Historicamente, o feminismo tem significado a defesa da igualdade de tratamento e oportunidades entre os géneros: a afirmação das mulheres, como iguais, num mundo durante muito tempo dominado pelo género masculino.
Não foi isso, aparentemente, que o antigo Presidente norte-americano, Barack Obama, fez no mês passado, durante uma conferência sobre liderança em Singapura, na qual afirmou, sem hesitação, que as mulheres “são melhores” do que os homens e que bastariam dois anos com estas à frente dos destinos das principais potências mundiais para assistirmos a melhorias “a todos os níveis”.
Esse é o tipo de declaração que, recordaram de imediato várias vozes críticas, nomeadamente femininas, pouco serve à causa dos direitos das mulheres. Desde logo por basear-se no pressuposto (só assim se pode afirmar existir superioridade de um género sobre o outro) de que estas são diferentes dos homens, e que se comportam de formas distintas em funções idênticas.
Assim, somos forçados a perguntar o que pretendia Obama. É provável que acredite mesmo que as mulheres têm caraterísticas específicas, as quais poderiam ser benéficas face a alguns dos problemas que o mundo atravessa.
Basta lembrar a importância que sempre deu ao papel da sua mulher Michele no próprio trajeto de sucesso. Mas entendo também aquelas palavras como uma provocação destinada a gerar reações. Como se quisesse, no fundo, afirmar: “Se estou errado, provem-no, criando condições para que mais mulheres sejam eleitas e nomeadas para cargos decisivos”.
E porque sentiu a necessidade de lançar esse desafio? Talvez por acreditar que, por mais paradoxal que tal continue a parecer a tantas pessoas, promover a igualdade nem sempre significa tratar todos da mesma forma.

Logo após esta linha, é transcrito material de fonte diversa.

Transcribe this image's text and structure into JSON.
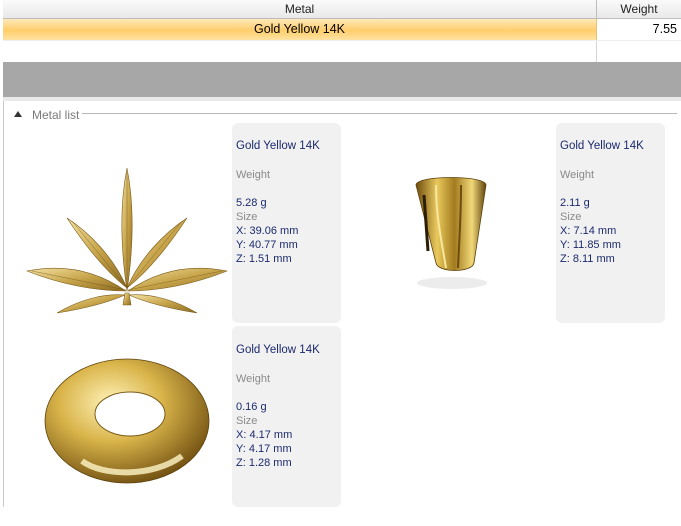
{
  "grid": {
    "columns": {
      "metal": "Metal",
      "weight": "Weight"
    },
    "rows": [
      {
        "metal": "Gold Yellow 14K",
        "weight": "7.55"
      }
    ]
  },
  "metal_list": {
    "title": "Metal list",
    "items": [
      {
        "name": "Gold Yellow 14K",
        "weight_label": "Weight",
        "weight": "5.28 g",
        "size_label": "Size",
        "x": "X: 39.06 mm",
        "y": "Y: 40.77 mm",
        "z": "Z: 1.51 mm",
        "icon": "leaf-pendant"
      },
      {
        "name": "Gold Yellow 14K",
        "weight_label": "Weight",
        "weight": "2.11 g",
        "size_label": "Size",
        "x": "X: 7.14 mm",
        "y": "Y: 11.85 mm",
        "z": "Z: 8.11 mm",
        "icon": "bail"
      },
      {
        "name": "Gold Yellow 14K",
        "weight_label": "Weight",
        "weight": "0.16 g",
        "size_label": "Size",
        "x": "X: 4.17 mm",
        "y": "Y: 4.17 mm",
        "z": "Z: 1.28 mm",
        "icon": "jump-ring"
      }
    ]
  },
  "colors": {
    "selection": "#ffd27a",
    "band": "#a7a7a7",
    "gold": "#c9a43a",
    "text_blue": "#1c2a6e"
  }
}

Em 2012, a Comissão Europeia decidiu avançar com uma iniciativa destinada a promover um maior equilíbrio de género entre administradores não executivos de sociedades cotadas em bolsa. Uma iniciativa que ficaria conhecida como a diretiva Women on Boards (WoB). O objetivo era assegurar uma representação de pelo menos 40% de mulheres nestes cargos até 2020. Não aconteceu.
Aliás, a referida iniciativa, apesar de ter recebido o apoio do Parlamento Europeu, nunca chegou sequer a ser adotada, muito menos implementada, porque enfrentou sempre oposição no Conselho da União Europeia. E uma oposição vinda em muitos casos de alguns dos países mais progressistas do continente em matéria de igualdade de género.
Porque é que isso sucedeu? Precisamente porque para esses países a ideia de igualdade de tratamento é inconciliável com a criação de quotas de género, sejam estas aplicadas à política, à educação ou ao setor privado. Tal como os críticos das afirmações de Obama terão considerado que o seu elogio das mulheres só serviu para enfatizar fossos reais ou imaginários entre os géneros, para estes estados progressistas, impor estas quotas equivaleria a um atestado de menoridade do sexo feminino.
Na presente legislatura do Parlamento Europeu, na Comissão FEMM (Direitos da Mulher e igualdade de Género) serei uma das relatoras do Women on Boards, que uma vez mais fará o seu percurso entre as diferentes instâncias comunitárias. E o meu primeiro desafio será precisamente tentar encontrar formas de convencer estes países de que estão errados, por estarem a projetar as suas próprias realidades em contextos bastante distintos.
Na Suécia, como em vários outros países, não é preciso criar quotas para que as mulheres tenham o seu espaço de afirmação, porque esta, no essencial, já foi atingida. Nos países, onde a justa retribuição do trabalho é um dado adquirido, o salário mínimo poderá parecer um proforma desnecessário. Mas quando tentamos coexistir num espaço comum alargado, temos de ter consciência de que as decisões que tomamos, que ajudamos a tomar, se estendem para além das nossas próprias fronteiras. E que a melhor forma de preservarmos as nossas próprias conquistas é assegurar que outros as atingem também.